BITUME. Hébreu : ḥêmâr, de ḥâmâr, « bouillonner, écumer, » cf. Gen., xiv, 10 ; Strabon, xvi, 11, 45. Septante : ἄσφαλτος ; Vulgate : bitumen.

I. Description. — Les bitumes sont des matières minérales, résultant du mélange naturel de divers carbures d’hydrogène avec des composés oxydés. Ils sont très fréquents dans les régions volcaniques et doivent être attribués à d’abondants épanchements d’hydrocarbures, se rattachant à la phase solfatarienne des volcans. Ils se présentent sous trois aspects : solides, mous, liquides. Les solides comprennent les asphaltes ; les mous, les malthes ou pissasphaltes ; les liquides enfin, les pétroles et les naphtes. L’asphalte (ἄσφαλτος), le véritable bitume de Judée, solide, est noir ou brun, amorphe, d’un éclat vitreux et résineux ; sa cassure est conchoïdale ; il s’électrise négativement par le frottement, fond au-dessous de 100°, et brûle avec flamme et fumée, en dégageant une odeur suffocante. Très peu soluble dans l’alcool, il se dissout en partie dans l’essence de térébenthine et dans le naphte. C’est très probablement cette dernière combinaison naturelle qui donne naissance aux bitumes mous.

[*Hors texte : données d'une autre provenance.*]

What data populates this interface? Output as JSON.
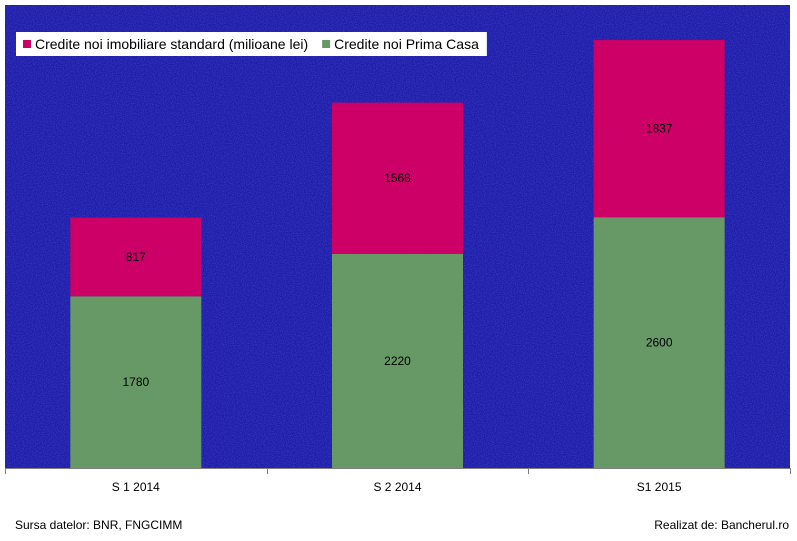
{
  "colors": {
    "plot_background": "#1c1ca8",
    "standard": "#cc0066",
    "prima_casa": "#669966",
    "axis": "#808080"
  },
  "chart_data": {
    "type": "bar",
    "stacked": true,
    "categories": [
      "S 1 2014",
      "S 2 2014",
      "S1 2015"
    ],
    "series": [
      {
        "name": "Credite noi Prima Casa",
        "values": [
          1780,
          2220,
          2600
        ],
        "color": "#669966"
      },
      {
        "name": "Credite noi imobiliare standard (milioane lei)",
        "values": [
          817,
          1568,
          1837
        ],
        "color": "#cc0066"
      }
    ],
    "legend_order": [
      "Credite noi imobiliare standard (milioane lei)",
      "Credite noi Prima Casa"
    ],
    "ylim": [
      0,
      4800
    ],
    "legend_position": "top-left",
    "grid": false
  },
  "footer": {
    "source": "Sursa datelor: BNR, FNGCIMM",
    "credit": "Realizat de: Bancherul.ro"
  }
}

Les bitumes se rencontrent aujourd’hui dans toutes les parties du monde, changeant de nom suivant les contrées où on les découvre. Dans l’ancien continent, la Judée est une des contrées les plus riches en bitumes ; la mer Morte doit même son nom de lac Asphaltite au bitume qui monte parfois sous forme d’écume à sa surface, et que le vent pousse sur ses bords en masses qui se solidifient et deviennent plus dures que la poix. La Susiane et la Babylonie avaient également du bitume. À Hit, en particulier, sur le moyen Euphrate, on en trouve des sources très abondantes. C’est de là, dit Hérodote, i, 179, qu’on tira le bitume nécessaire à la construction des murs de Babylone.

Comme les bitumes proviennent soit de sources, soit de gangues, ils sont recueillis de différentes manières ; mais les systèmes scientifiques modernes ont en grande partie remplacé le procédé primitif des anciens, qui consistait à faire bouillir simplement les gangues bitumeuses dans l’eau. Le bitume montait à la surface, et les résidus terreux se déposaient au fond des récipients.

Le bitume, à cause de ses propriétés dessicatives, était employé par les Égyptiens dans l’embaumement des momies, mais dans les embaumements moins soignés et moins coûteux ; car pour les plus luxueux on préférait en général la résine de cèdre. La grande pureté de ce bitume le fit rechercher au moyen âge pour les remèdes : les Arabes l’extrayaient des tombeaux et le vendaient sous le nom de Moumia.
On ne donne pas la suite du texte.